巡り
ーー羽音ーーーーバサバサ!バサバサ!と云うような音がして静かなこの地に突然何かがやってきた!鳥が一羽、不器用な羽音を立てながら空から落ちてきたのだ。翼はもうボロボロにやつれていた。鳥はその翼を懸命に動かしているが、その甲斐もなく急速に落下し、途中太い枝にぶつかりながら、蕾と一メートル程離れた地面に叩きつけられた。ほんの一瞬の出来事である。跗蹠の小刻みな震えも少しずつ消え、趾は張りが消えると同時に、力無く内側へ丸まった。目は光を失い、腹から押し出された、様々なものを含んでいるであろう、不思議な和音が鳴り響くーーまた静けさが戻ってきた。周りには飛び散った羽が散乱していた。そして、鳥は遂に動くことはなかった。

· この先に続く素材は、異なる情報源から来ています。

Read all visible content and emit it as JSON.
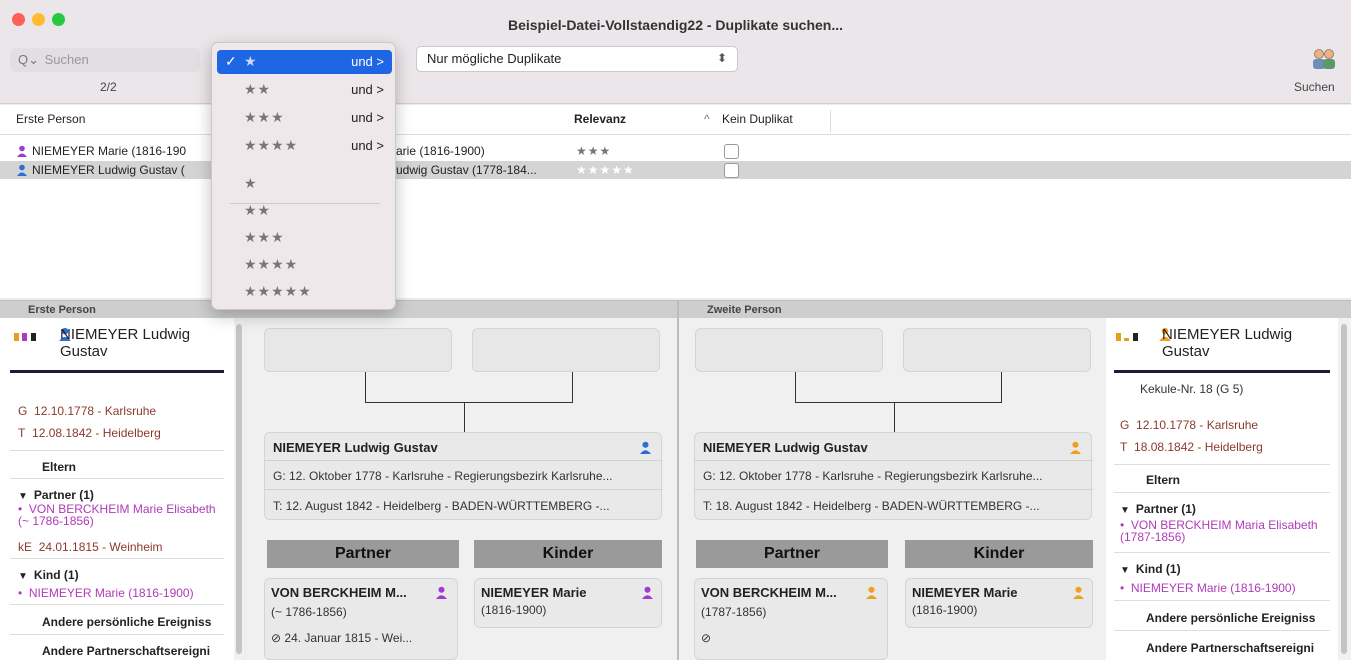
{
  "window": {
    "title": "Beispiel-Datei-Vollstaendig22 - Duplikate suchen...",
    "traffic_colors": [
      "#fe5f57",
      "#febc2e",
      "#28c840"
    ]
  },
  "toolbar": {
    "search_placeholder": "Suchen",
    "search_icon": "magnifier-icon",
    "counter": "2/2",
    "filter_value": "Nur mögliche Duplikate",
    "search_button_label": "Suchen",
    "search_button_icon": "people-search-icon"
  },
  "relevance_menu": {
    "selected_index": 0,
    "items": [
      {
        "stars": "★",
        "suffix": "und >"
      },
      {
        "stars": "★★",
        "suffix": "und >"
      },
      {
        "stars": "★★★",
        "suffix": "und >"
      },
      {
        "stars": "★★★★",
        "suffix": "und >"
      },
      {
        "stars": "★",
        "suffix": ""
      },
      {
        "stars": "★★",
        "suffix": ""
      },
      {
        "stars": "★★★",
        "suffix": ""
      },
      {
        "stars": "★★★★",
        "suffix": ""
      },
      {
        "stars": "★★★★★",
        "suffix": ""
      }
    ],
    "checkmark": "✓"
  },
  "table": {
    "headers": {
      "first": "Erste Person",
      "relevance": "Relevanz",
      "sort_icon": "^",
      "not_dup": "Kein Duplikat"
    },
    "rows": [
      {
        "first": "NIEMEYER Marie (1816-190",
        "second": "arie (1816-1900)",
        "relevance": "★★★",
        "first_color": "#a13ad1",
        "selected": false
      },
      {
        "first": "NIEMEYER Ludwig Gustav (",
        "second": "udwig Gustav (1778-184...",
        "relevance": "★★★★★",
        "first_color": "#2a6fd8",
        "selected": true
      }
    ]
  },
  "left_panel": {
    "section": "Erste Person",
    "name": "NIEMEYER Ludwig Gustav",
    "events": [
      {
        "code": "G",
        "text": "12.10.1778 - Karlsruhe"
      },
      {
        "code": "T",
        "text": "12.08.1842 - Heidelberg"
      }
    ],
    "eltern": "Eltern",
    "partner_label": "Partner (1)",
    "partner_name": "VON BERCKHEIM Marie Elisabeth (~ 1786-1856)",
    "marriage": {
      "code": "kE",
      "text": "24.01.1815 - Weinheim"
    },
    "kind_label": "Kind (1)",
    "kind_name": "NIEMEYER Marie (1816-1900)",
    "other1": "Andere persönliche Ereigniss",
    "other2": "Andere Partnerschaftsereigni"
  },
  "left_tree": {
    "person_title": "NIEMEYER Ludwig Gustav",
    "birth": "G: 12. Oktober 1778 - Karlsruhe - Regierungsbezirk Karlsruhe...",
    "death": "T: 12. August 1842 - Heidelberg - BADEN-WÜRTTEMBERG -...",
    "partner_head": "Partner",
    "kinder_head": "Kinder",
    "partner_card": {
      "name": "VON BERCKHEIM M...",
      "dates": "(~ 1786-1856)",
      "marriage": "24. Januar 1815 - Wei..."
    },
    "child_card": {
      "name": "NIEMEYER Marie",
      "dates": "(1816-1900)"
    }
  },
  "right_tree": {
    "section": "Zweite Person",
    "person_title": "NIEMEYER Ludwig Gustav",
    "birth": "G: 12. Oktober 1778 - Karlsruhe - Regierungsbezirk Karlsruhe...",
    "death": "T: 18. August 1842 - Heidelberg - BADEN-WÜRTTEMBERG -...",
    "partner_head": "Partner",
    "kinder_head": "Kinder",
    "partner_card": {
      "name": "VON BERCKHEIM M...",
      "dates": "(1787-1856)"
    },
    "child_card": {
      "name": "NIEMEYER Marie",
      "dates": "(1816-1900)"
    }
  },
  "right_panel": {
    "name": "NIEMEYER Ludwig Gustav",
    "kekule": "Kekule-Nr. 18 (G 5)",
    "events": [
      {
        "code": "G",
        "text": "12.10.1778 - Karlsruhe"
      },
      {
        "code": "T",
        "text": "18.08.1842 - Heidelberg"
      }
    ],
    "eltern": "Eltern",
    "partner_label": "Partner (1)",
    "partner_name": "VON BERCKHEIM Maria Elisabeth (1787-1856)",
    "kind_label": "Kind (1)",
    "kind_name": "NIEMEYER Marie (1816-1900)",
    "other1": "Andere persönliche Ereigniss",
    "other2": "Andere Partnerschaftsereigni"
  },
  "colors": {
    "female": "#a13ad1",
    "male": "#2a6fd8",
    "male_orange": "#f0a020",
    "highlight": "#1f66e5"
  }
}
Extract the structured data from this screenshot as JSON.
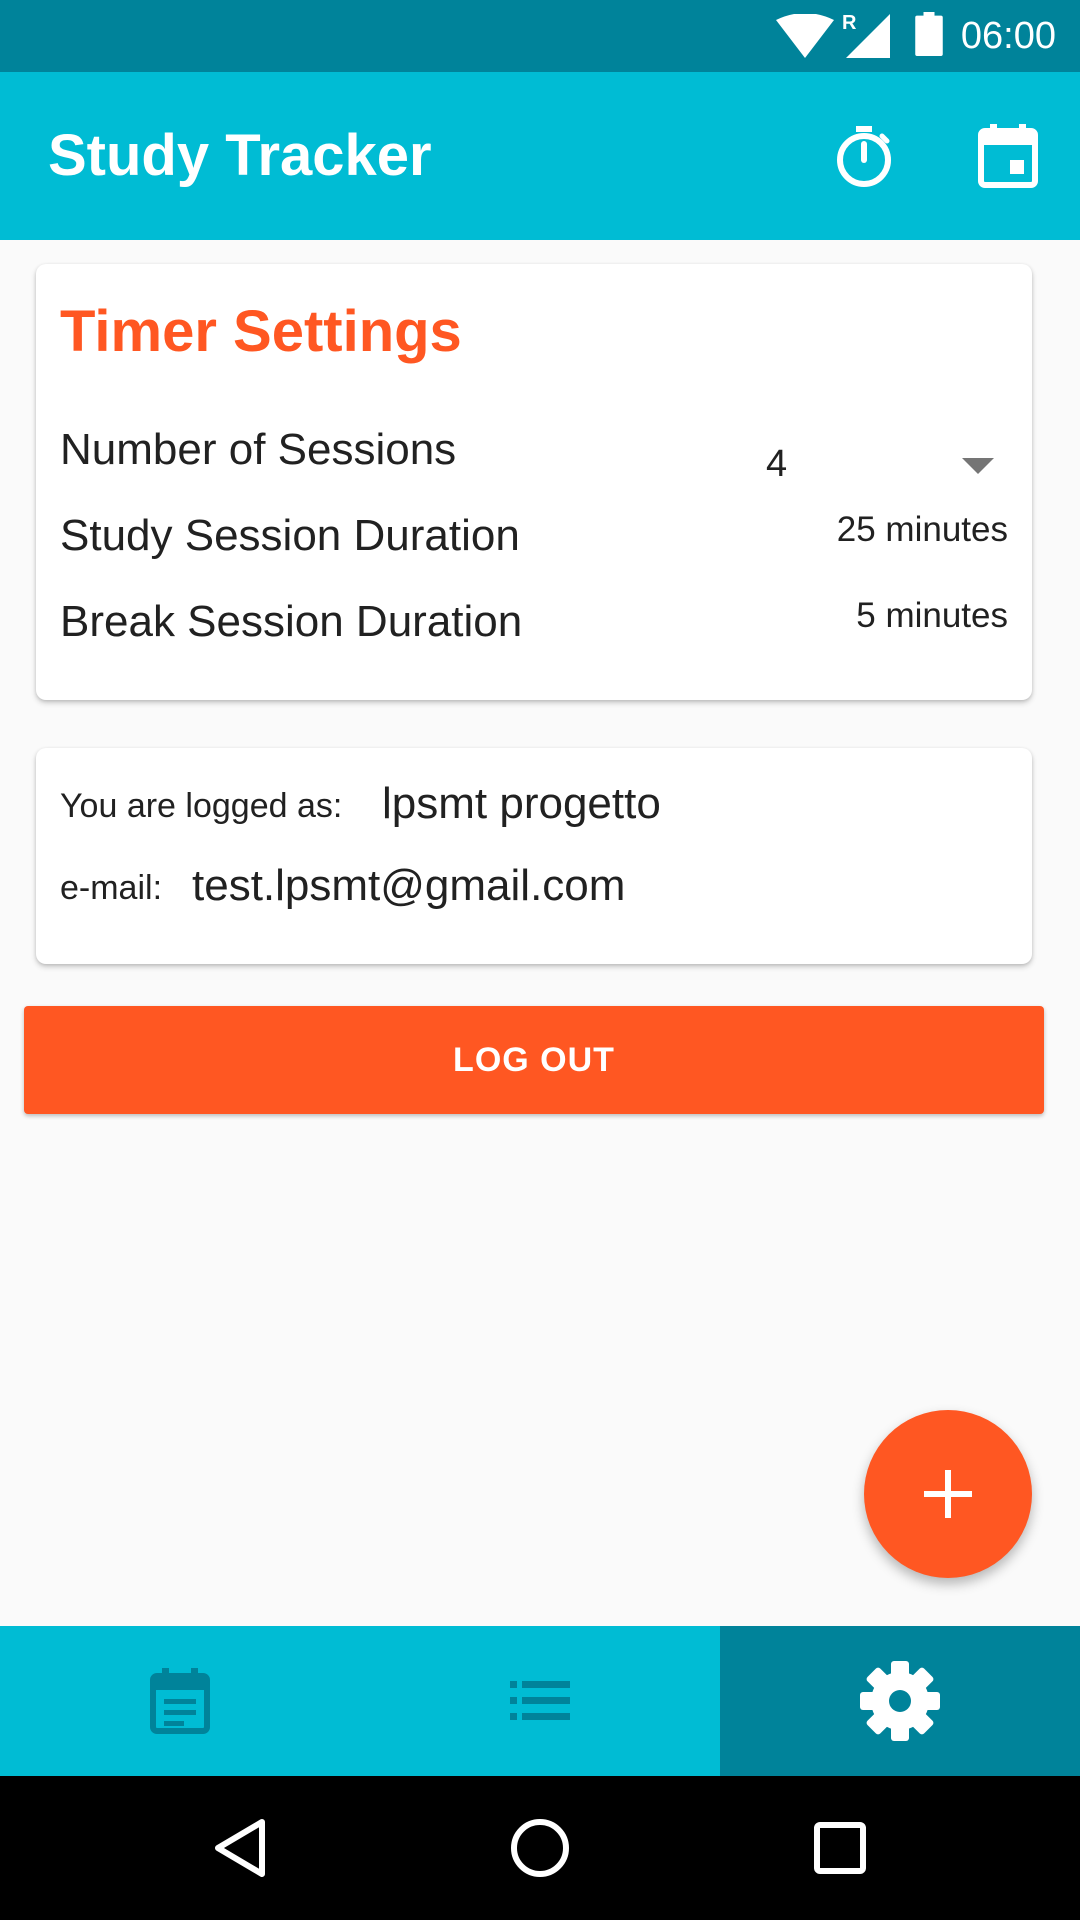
{
  "status_bar": {
    "time": "06:00",
    "roaming_indicator": "R",
    "icons": [
      "wifi-icon",
      "signal-icon",
      "battery-icon"
    ]
  },
  "app_bar": {
    "title": "Study Tracker",
    "actions": [
      "timer-icon",
      "calendar-icon"
    ]
  },
  "timer_settings": {
    "title": "Timer Settings",
    "sessions_label": "Number of Sessions",
    "sessions_value": "4",
    "study_label": "Study Session Duration",
    "study_value": "25 minutes",
    "break_label": "Break Session Duration",
    "break_value": "5 minutes"
  },
  "account": {
    "logged_label": "You are logged as:",
    "username": "lpsmt progetto",
    "email_label": "e-mail:",
    "email": "test.lpsmt@gmail.com"
  },
  "logout_label": "LOG OUT",
  "fab_icon": "plus-icon",
  "bottom_nav": {
    "items": [
      "event-note-icon",
      "list-icon",
      "settings-gear-icon"
    ],
    "active_index": 2
  },
  "system_nav": [
    "back-icon",
    "home-icon",
    "recents-icon"
  ],
  "colors": {
    "primary": "#00bcd4",
    "primary_dark": "#00839a",
    "accent": "#ff5722"
  }
}
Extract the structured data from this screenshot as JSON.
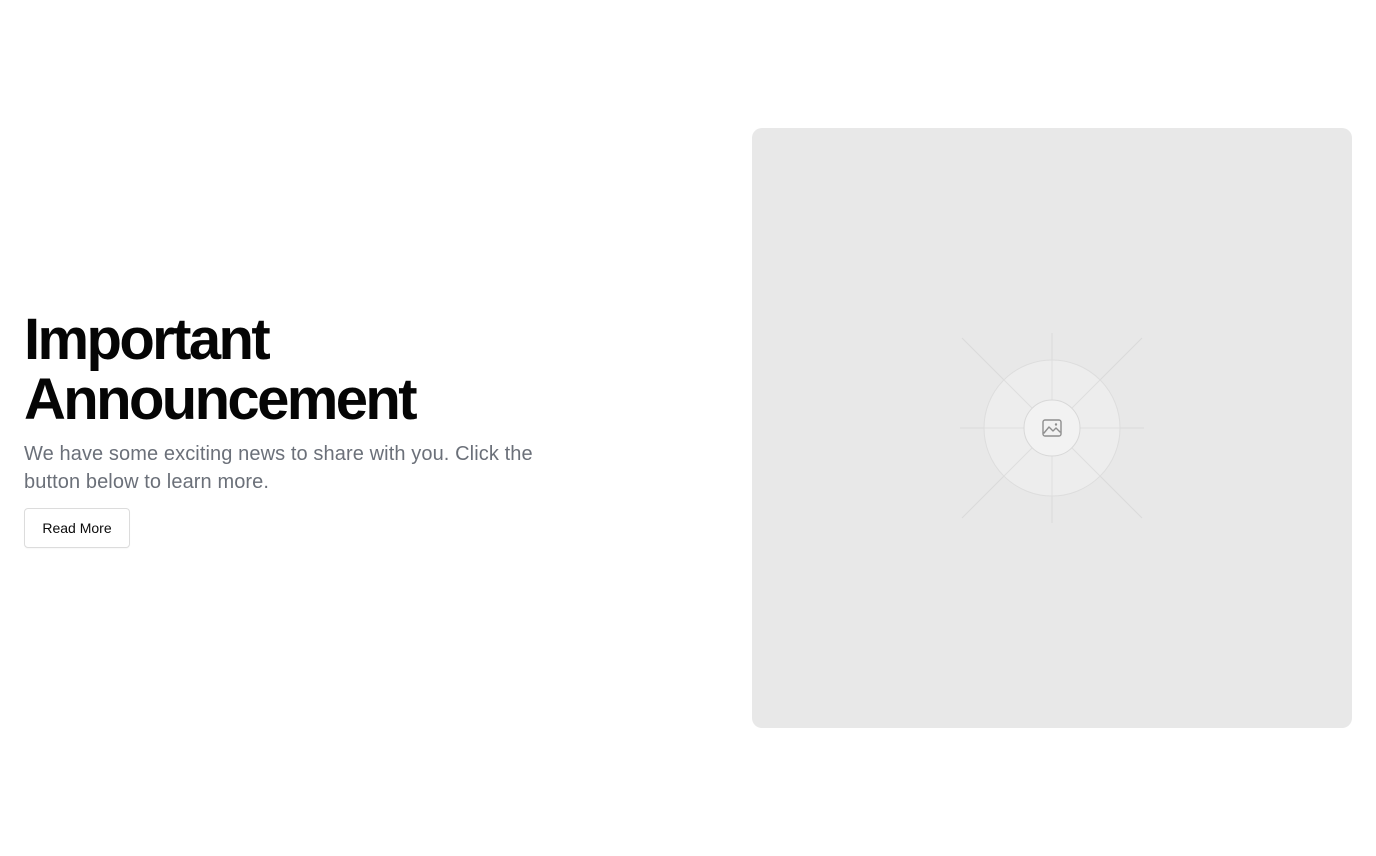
{
  "hero": {
    "title_line1": "Important",
    "title_line2": "Announcement",
    "subtitle": "We have some exciting news to share with you. Click the button below to learn more.",
    "cta_label": "Read More"
  },
  "media": {
    "icon": "image-placeholder-icon"
  },
  "colors": {
    "background": "#ffffff",
    "title": "#050505",
    "subtitle": "#6b7079",
    "button_border": "#dcdcdc",
    "placeholder_bg": "#e8e8e8"
  }
}
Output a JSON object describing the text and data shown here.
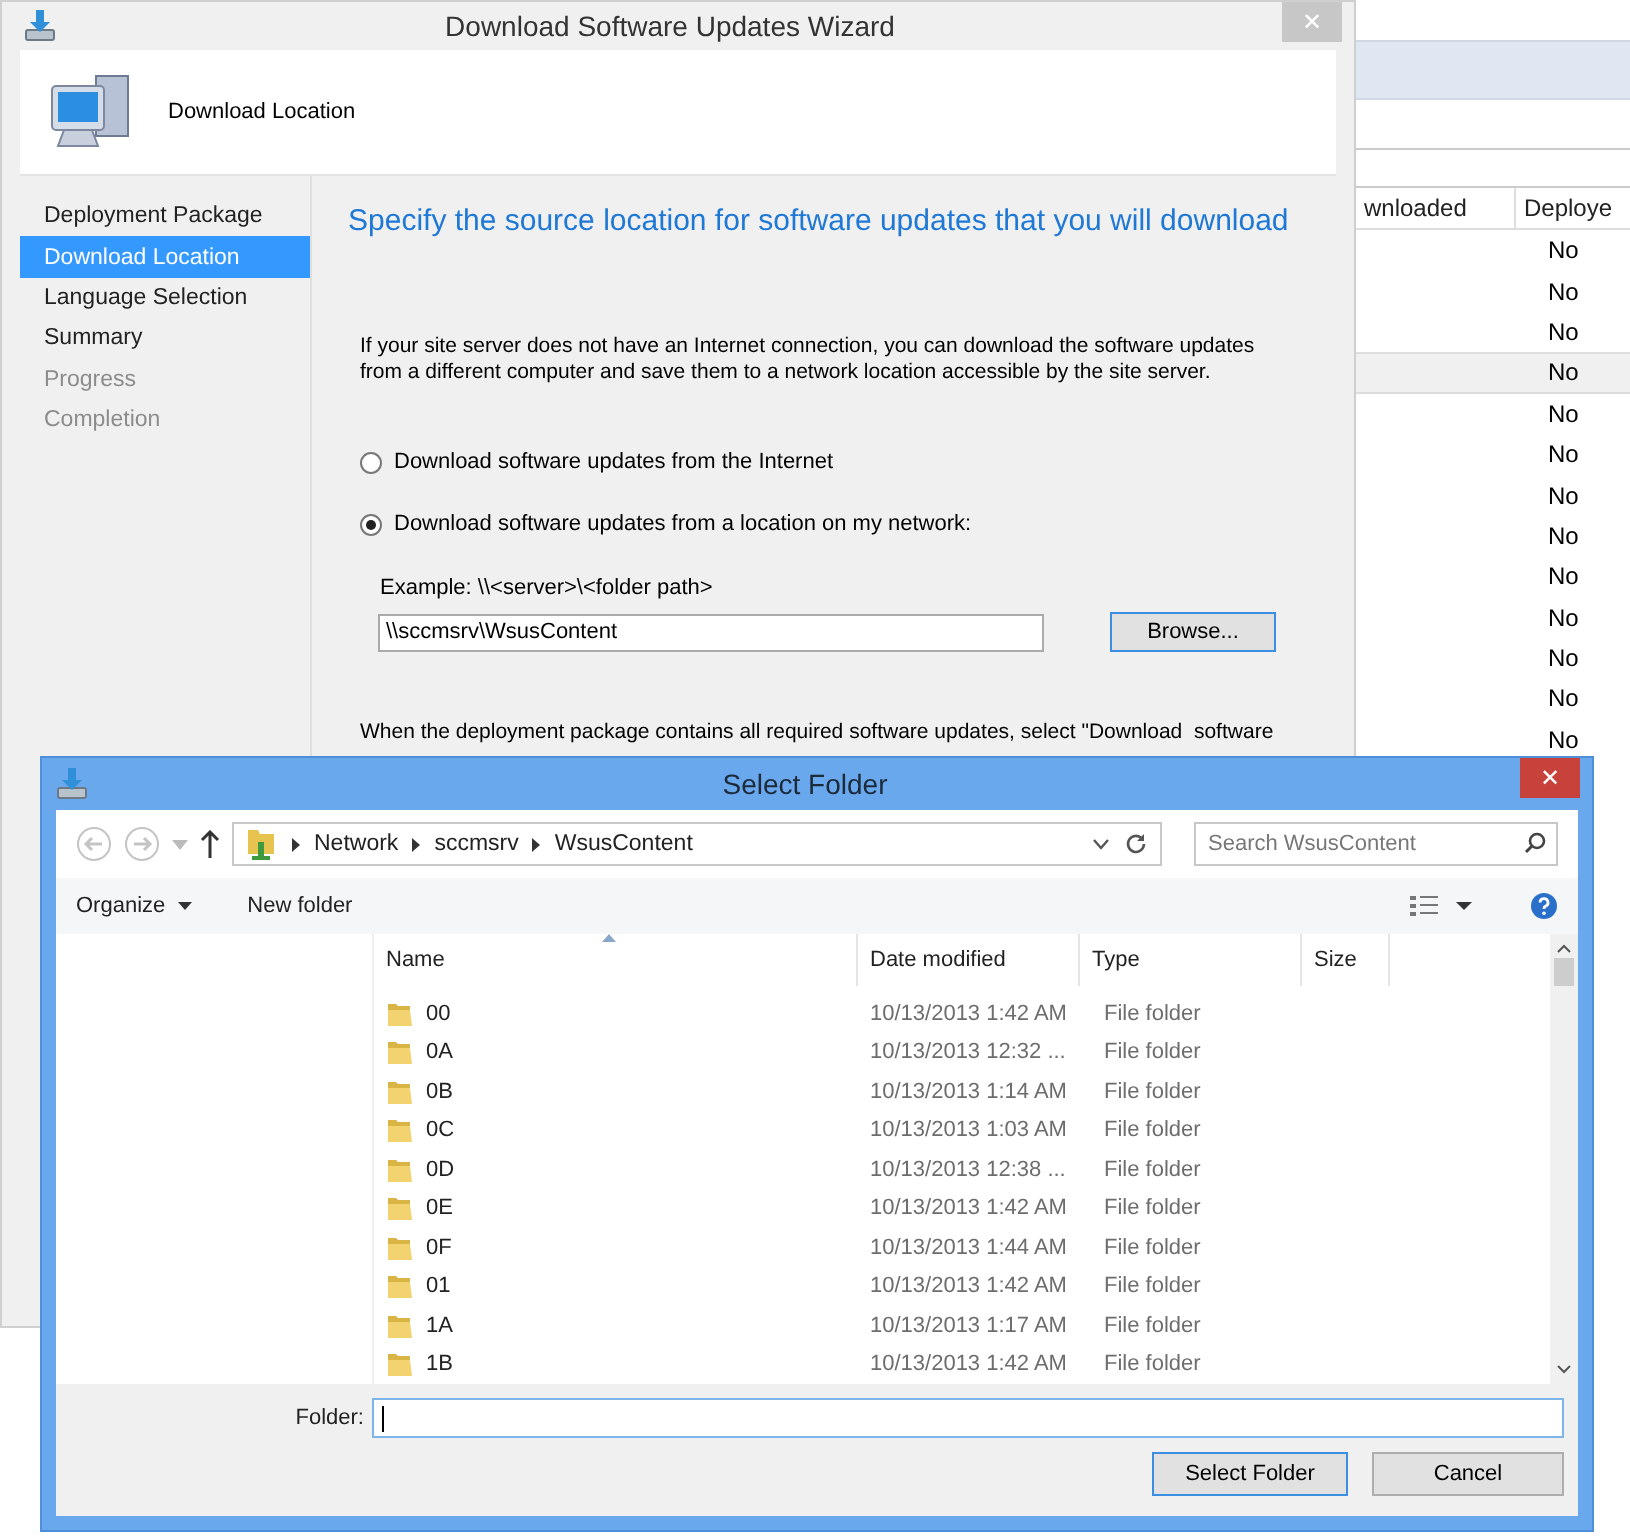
{
  "console": {
    "columns": [
      "wnloaded",
      "Deploye"
    ],
    "rows": [
      {
        "deployed": "No",
        "selected": false
      },
      {
        "deployed": "No",
        "selected": false
      },
      {
        "deployed": "No",
        "selected": false
      },
      {
        "deployed": "No",
        "selected": true
      },
      {
        "deployed": "No",
        "selected": false
      },
      {
        "deployed": "No",
        "selected": false
      },
      {
        "deployed": "No",
        "selected": false
      },
      {
        "deployed": "No",
        "selected": false
      },
      {
        "deployed": "No",
        "selected": false
      },
      {
        "deployed": "No",
        "selected": false
      },
      {
        "deployed": "No",
        "selected": false
      },
      {
        "deployed": "No",
        "selected": false
      },
      {
        "deployed": "No",
        "selected": false
      }
    ]
  },
  "wizard": {
    "title": "Download Software Updates Wizard",
    "close": "✕",
    "page_title": "Download Location",
    "nav": [
      {
        "label": "Deployment Package",
        "selected": false,
        "disabled": false
      },
      {
        "label": "Download Location",
        "selected": true,
        "disabled": false
      },
      {
        "label": "Language Selection",
        "selected": false,
        "disabled": false
      },
      {
        "label": "Summary",
        "selected": false,
        "disabled": false
      },
      {
        "label": "Progress",
        "selected": false,
        "disabled": true
      },
      {
        "label": "Completion",
        "selected": false,
        "disabled": true
      }
    ],
    "heading": "Specify the source location for software updates that you will download",
    "intro": "If your site server does not have an Internet connection, you can download the software updates from a different computer and save them to a network location accessible by the site server.",
    "options": [
      {
        "label": "Download software updates from the Internet",
        "selected": false
      },
      {
        "label": "Download software updates from a location on my network:",
        "selected": true
      }
    ],
    "example": "Example: \\\\<server>\\<folder path>",
    "path": {
      "value": "\\\\sccmsrv\\WsusContent"
    },
    "browse": "Browse...",
    "note": "When the deployment package contains all required software updates, select \"Download  software"
  },
  "dialog": {
    "title": "Select Folder",
    "close": "✕",
    "breadcrumb": [
      "Network",
      "sccmsrv",
      "WsusContent"
    ],
    "search": {
      "placeholder": "Search WsusContent"
    },
    "toolbar": {
      "organize": "Organize",
      "new_folder": "New folder"
    },
    "columns": [
      "Name",
      "Date modified",
      "Type",
      "Size"
    ],
    "files": [
      {
        "name": "00",
        "date": "10/13/2013 1:42 AM",
        "type": "File folder"
      },
      {
        "name": "0A",
        "date": "10/13/2013 12:32 ...",
        "type": "File folder"
      },
      {
        "name": "0B",
        "date": "10/13/2013 1:14 AM",
        "type": "File folder"
      },
      {
        "name": "0C",
        "date": "10/13/2013 1:03 AM",
        "type": "File folder"
      },
      {
        "name": "0D",
        "date": "10/13/2013 12:38 ...",
        "type": "File folder"
      },
      {
        "name": "0E",
        "date": "10/13/2013 1:42 AM",
        "type": "File folder"
      },
      {
        "name": "0F",
        "date": "10/13/2013 1:44 AM",
        "type": "File folder"
      },
      {
        "name": "01",
        "date": "10/13/2013 1:42 AM",
        "type": "File folder"
      },
      {
        "name": "1A",
        "date": "10/13/2013 1:17 AM",
        "type": "File folder"
      },
      {
        "name": "1B",
        "date": "10/13/2013 1:42 AM",
        "type": "File folder"
      }
    ],
    "folder_label": "Folder:",
    "buttons": [
      "Select Folder",
      "Cancel"
    ]
  }
}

その場所には草々が、その瞬間を指をくわえて待っていたかと云うように、恐ろしい早さで生い茂っていった。彼らの根は深く、強く、地中に刺さっている。遠慮のない自然の内力が顔を見せた瞬間であった。樹々の影を器用に縫いながら、彼らも又光を求め、懸命に首を伸ばしていた。草々は、鳥の亡骸の端々からも顔を覗かせ、次第に腐敗する屍の、日に〻〻増えていく欠落を埋め、そんな勢いに鳥の姿は沈んでいった。
その間にも、時は刻まれた。そして、誰にも知られぬままに、白い蕾は少しずつ動き始めていたのだった。